Daha sabah olanları anlatmadan bu derece sinirlenmişse...
"Sabah da bir şeyler yaptı." Dediğimde gözlerini pörletip beni süzdü.
"Seni taciz etmesi ile ilgili bir şey daha duymak istemiyorum. Sizi o odada yalnız bırakmamalıydım ama dün gece olanları bana anlatsaydın bırakmazdım zaten."
"Aslında kötü bir şey olmadı. Yani, of bilmiyorum."
"Bir saniye?" Dedi şaşķınca beni süzerek. "Ondan etkilendiğini söyleme bana."
"Bilmiyorum."
"Bilmiyor musun?"
"Bak Catarina, hayatımda ilk kez Ragnor (ALLAH'IM SEN AFFET) dışında birisi beni etkiliyor. Ki ona olan hislerimi değil söylemek, düşünmeyi bile kestim. En yakın arkadaşından hoşlanmak nasıl bir duygu bilemezsin."
"Tabiki de bilemem ama yapma Mags, o bir büyücü ve... ve seni tehdit edip sana zorla bir şeyler yaptırıyor."
"Büyücü olması bir sorun yani? Ama en yakın arkadaşından hoşlanan birisi o kadar da tuhaf gelmiyor mu sana?"
"Sen büyücülerden nefret edersin."
"Onunla bir şeyler yaşamak istemiyorum zaten Cat, bu konuda için rahat olsun. Sadece benden uzak durmasını istiyorum. Aksi halde kendimi onu yatağında bulacağım."
"Seninle oynuyor." Demesi ile biraz da olsa üzülmüştüm. "Ve sen buna izin veriyorsun."
"Başka şansım yok."
"Benim tanıdığım Magnus buna asla izin vermezdi. Bir fotoğraf ya da öyle bir şey seni korkutmamalı. Ben her şeye hazırım Mags, olanları annene anlatırım. Herkese anlatırım."
"O yemeğe gitmek zorundayım."
"Magnus onun tek amacı seni etkileyip yatağa atmak, gerçekleri göremiyor musun? Ve bu gidişle bunu yapacak."
"Ona izin versem sonra da hayatından çekip gitsem nasıl olur?"
"SENİ ÖLDÜRÜRÜM."
Gözleri adeta sinirle parlamıştı.
"Tamam bu seçeneği hemen çöpe atıyorum."
"Aslında benim çok mükemmel bir fikrim var." Demesi ile anında olaya odaklandım.
"Anlat."
"Madem seni etkilemeye ve yatağa atmaya çalışıyor, biz de ona istediğini vermeyiz."
Bir kaşımı kaldırıp onu süzdüm.
"Onu etkile Magnus, biliyorum bu konuda berbatsın ama kur yap. En iyi gülüşünü at ona, arada temas et. Etkilensin ama gece sonunda onu öylece bırakıp buraya dön ve bir daha da sanki bir şey olmamış gibi onu arama. Kudursun ve kendisi seni arasın."
"Bunların hepsini aynı anda yapamam, heyecandan üstüne kusarım."
"Sen hayatta gördüğün en sert gölge avcısısın, niye bu hale geldin ki?"
"Ragnor ile yan yana geldiğim zamanki halimi bilmiyor gibi konuşuyorsun."
Bildiğini belirten şekilde kafa salladı ve umutsuzca önüne döndü.
"O zaman yemeğini ye ve geri gel. Ya da planın neyse onu yap. Ama benim tanıdığım Magnus ona asla boyun eğmez."
"Biliyor musun? İçimden bir ses bunu yapacağımı söylüyor."

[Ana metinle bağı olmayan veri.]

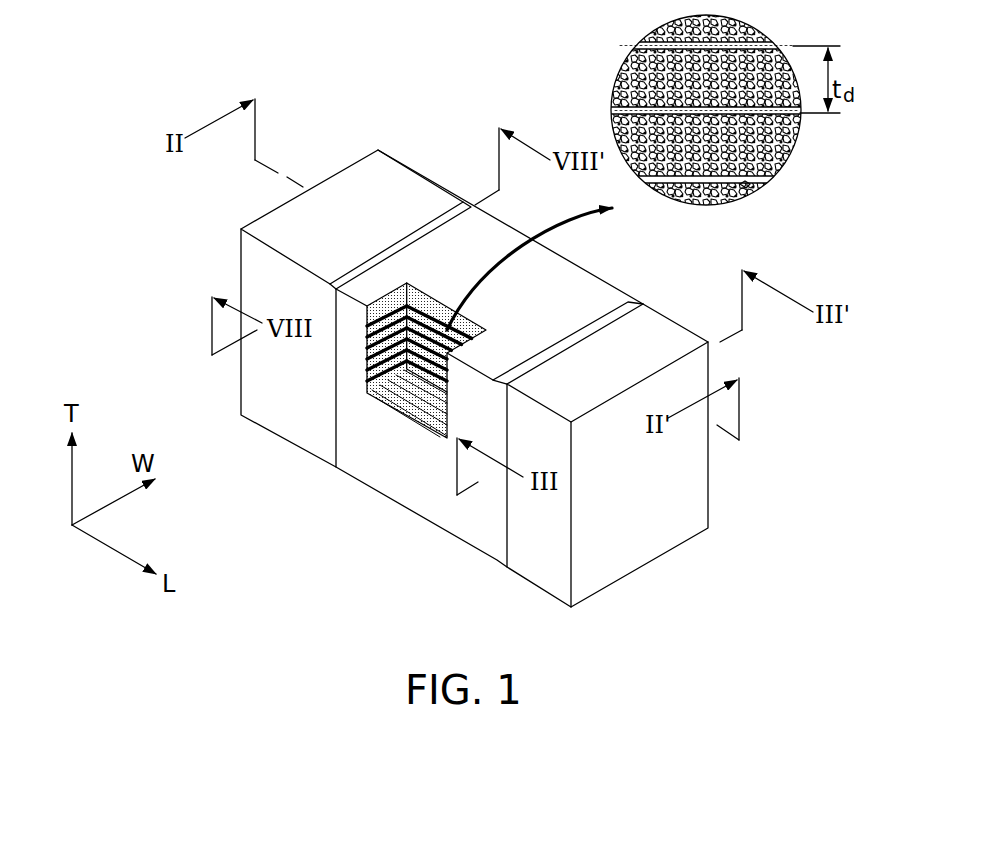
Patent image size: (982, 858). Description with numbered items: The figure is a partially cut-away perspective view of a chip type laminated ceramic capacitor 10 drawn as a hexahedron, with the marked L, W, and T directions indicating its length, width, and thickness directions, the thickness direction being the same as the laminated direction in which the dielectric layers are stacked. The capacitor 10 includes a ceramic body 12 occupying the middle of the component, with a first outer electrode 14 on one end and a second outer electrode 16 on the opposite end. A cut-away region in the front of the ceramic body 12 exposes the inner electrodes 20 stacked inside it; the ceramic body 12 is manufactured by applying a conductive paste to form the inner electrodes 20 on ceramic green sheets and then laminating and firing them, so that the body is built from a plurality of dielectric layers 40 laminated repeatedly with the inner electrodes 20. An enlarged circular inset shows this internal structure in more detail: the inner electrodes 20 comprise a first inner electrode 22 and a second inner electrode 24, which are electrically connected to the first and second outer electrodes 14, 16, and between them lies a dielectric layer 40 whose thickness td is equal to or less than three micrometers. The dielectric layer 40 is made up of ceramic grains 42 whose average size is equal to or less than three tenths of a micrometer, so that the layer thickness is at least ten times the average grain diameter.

The chip type laminated ceramic capacitor 10 is at (153, 78).
The ceramic body 12 is at (605, 302).
The first outer electrode 14 is at (237, 282).
The second outer electrode 16 is at (649, 534).
The inner electrodes 20 is at (367, 337).
The first inner electrode 22 is at (632, 110).
The second inner electrode 24 is at (630, 46).
The dielectric layer 40 is at (763, 152).
The ceramic grain 42 is at (748, 187).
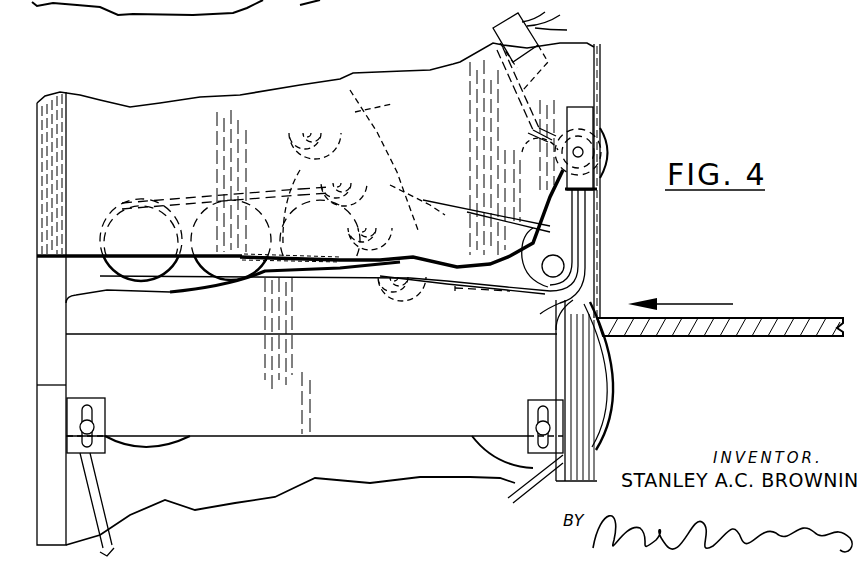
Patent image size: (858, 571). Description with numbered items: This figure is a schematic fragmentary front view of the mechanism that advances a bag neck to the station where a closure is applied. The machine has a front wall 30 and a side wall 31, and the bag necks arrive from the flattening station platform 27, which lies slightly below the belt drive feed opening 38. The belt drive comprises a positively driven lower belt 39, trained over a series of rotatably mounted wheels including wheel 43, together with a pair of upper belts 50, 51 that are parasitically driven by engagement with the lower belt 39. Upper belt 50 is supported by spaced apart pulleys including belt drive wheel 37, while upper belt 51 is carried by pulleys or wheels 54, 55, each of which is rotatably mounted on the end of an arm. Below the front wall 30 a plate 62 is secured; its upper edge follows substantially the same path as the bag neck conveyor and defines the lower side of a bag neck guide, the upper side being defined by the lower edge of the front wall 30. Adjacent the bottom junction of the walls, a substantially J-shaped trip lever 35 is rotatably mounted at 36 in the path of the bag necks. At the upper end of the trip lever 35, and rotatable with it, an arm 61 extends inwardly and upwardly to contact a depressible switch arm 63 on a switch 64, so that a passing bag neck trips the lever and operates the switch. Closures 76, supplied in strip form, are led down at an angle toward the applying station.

The flattening station platform 27 is at (783, 326).
The front wall 30 is at (249, 108).
The side wall 31 is at (598, 78).
The trip lever 35 is at (580, 225).
The pivot mounting 36 is at (580, 152).
The belt drive wheel 37 is at (588, 263).
The belt drive feed opening 38 is at (592, 301).
The lower belt 39 is at (115, 534).
The wheel 43 is at (604, 388).
The upper belt 50 is at (463, 202).
The upper belt 51 is at (195, 190).
The pulley 54 is at (228, 265).
The pulley 55 is at (146, 266).
The arm 61 is at (533, 157).
The plate 62 is at (419, 392).
The depressible switch arm 63 is at (528, 98).
The switch 64 is at (505, 33).
The closures 76 is at (372, 118).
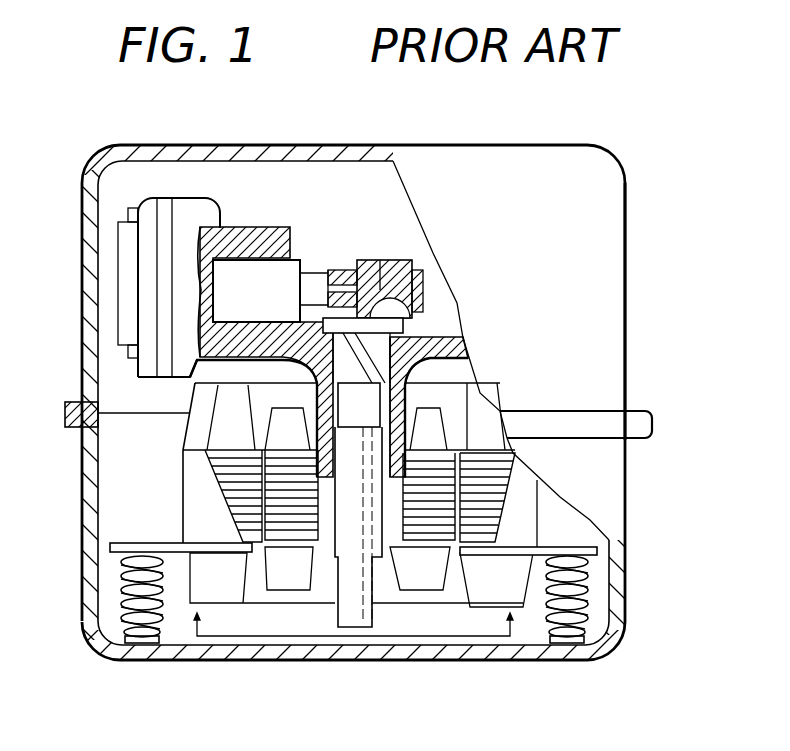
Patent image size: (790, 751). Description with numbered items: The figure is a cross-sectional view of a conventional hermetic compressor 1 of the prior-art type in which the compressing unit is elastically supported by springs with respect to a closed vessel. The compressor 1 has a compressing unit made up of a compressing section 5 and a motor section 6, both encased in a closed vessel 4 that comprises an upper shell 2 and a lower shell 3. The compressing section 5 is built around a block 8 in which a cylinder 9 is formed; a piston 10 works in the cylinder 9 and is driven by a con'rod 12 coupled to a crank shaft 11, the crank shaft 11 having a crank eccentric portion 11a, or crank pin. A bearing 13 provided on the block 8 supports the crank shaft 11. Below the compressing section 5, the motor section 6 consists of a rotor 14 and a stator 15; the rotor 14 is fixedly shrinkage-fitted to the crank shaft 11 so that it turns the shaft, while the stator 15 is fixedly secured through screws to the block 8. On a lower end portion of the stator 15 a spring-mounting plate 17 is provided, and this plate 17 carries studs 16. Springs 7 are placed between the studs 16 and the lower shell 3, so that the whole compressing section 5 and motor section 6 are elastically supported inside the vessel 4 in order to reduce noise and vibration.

The hermetic compressor 1 is at (652, 258).
The upper shell 2 is at (610, 375).
The lower shell 3 is at (615, 493).
The closed vessel 4 is at (652, 402).
The compressing section 5 is at (265, 192).
The motor section 6 is at (113, 452).
The springs 7 is at (127, 597).
The block 8 is at (438, 332).
The cylinder 9 is at (280, 240).
The piston 10 is at (265, 302).
The crank shaft 11 is at (371, 486).
The crank eccentric portion 11a is at (392, 262).
The con'rod 12 is at (312, 278).
The bearing 13 is at (397, 410).
The rotor 14 is at (390, 533).
The stator 15 is at (190, 505).
The studs 16 is at (120, 553).
The spring-mounting plate 17 is at (578, 545).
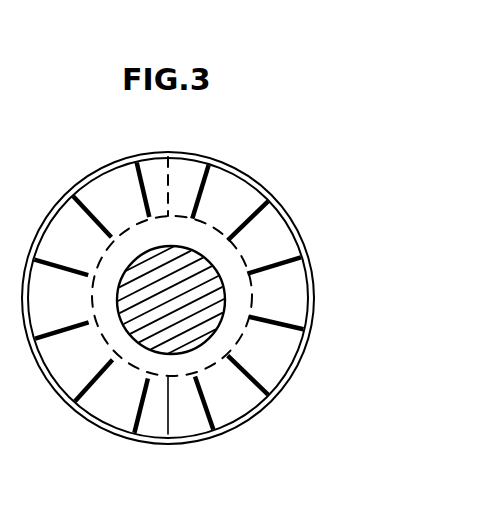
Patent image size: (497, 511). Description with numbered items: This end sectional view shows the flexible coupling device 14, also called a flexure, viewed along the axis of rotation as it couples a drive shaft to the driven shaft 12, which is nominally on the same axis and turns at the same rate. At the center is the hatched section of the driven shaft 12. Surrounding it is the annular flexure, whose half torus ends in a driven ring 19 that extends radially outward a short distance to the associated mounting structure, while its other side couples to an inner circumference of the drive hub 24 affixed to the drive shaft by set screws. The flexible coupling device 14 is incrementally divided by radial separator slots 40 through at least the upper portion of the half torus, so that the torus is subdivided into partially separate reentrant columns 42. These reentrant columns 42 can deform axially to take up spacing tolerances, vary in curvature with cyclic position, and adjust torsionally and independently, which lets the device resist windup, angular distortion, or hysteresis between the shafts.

The driven shaft 12 is at (118, 343).
The flexible coupling device 14 is at (223, 163).
The driven ring 19 is at (258, 186).
The drive hub 24 is at (210, 360).
The radial separator slots 40 is at (278, 266).
The reentrant columns 42 is at (276, 356).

"Bende o sese acilen kulak vermelisin."
...
Magnus'a kızıyorum ama aynı zamanda hak da veriyorum çünkü sonuçta hiç sevgilisi ya da ilişkisi olmamış...
İkisinin özelliklerini değiştirdim ama karakterleri aynı. O yüzden Magnus duygusal Alec de sert bir karakter sergiliyor. Nedense böyle olmaları daha çok hoşuma gitti.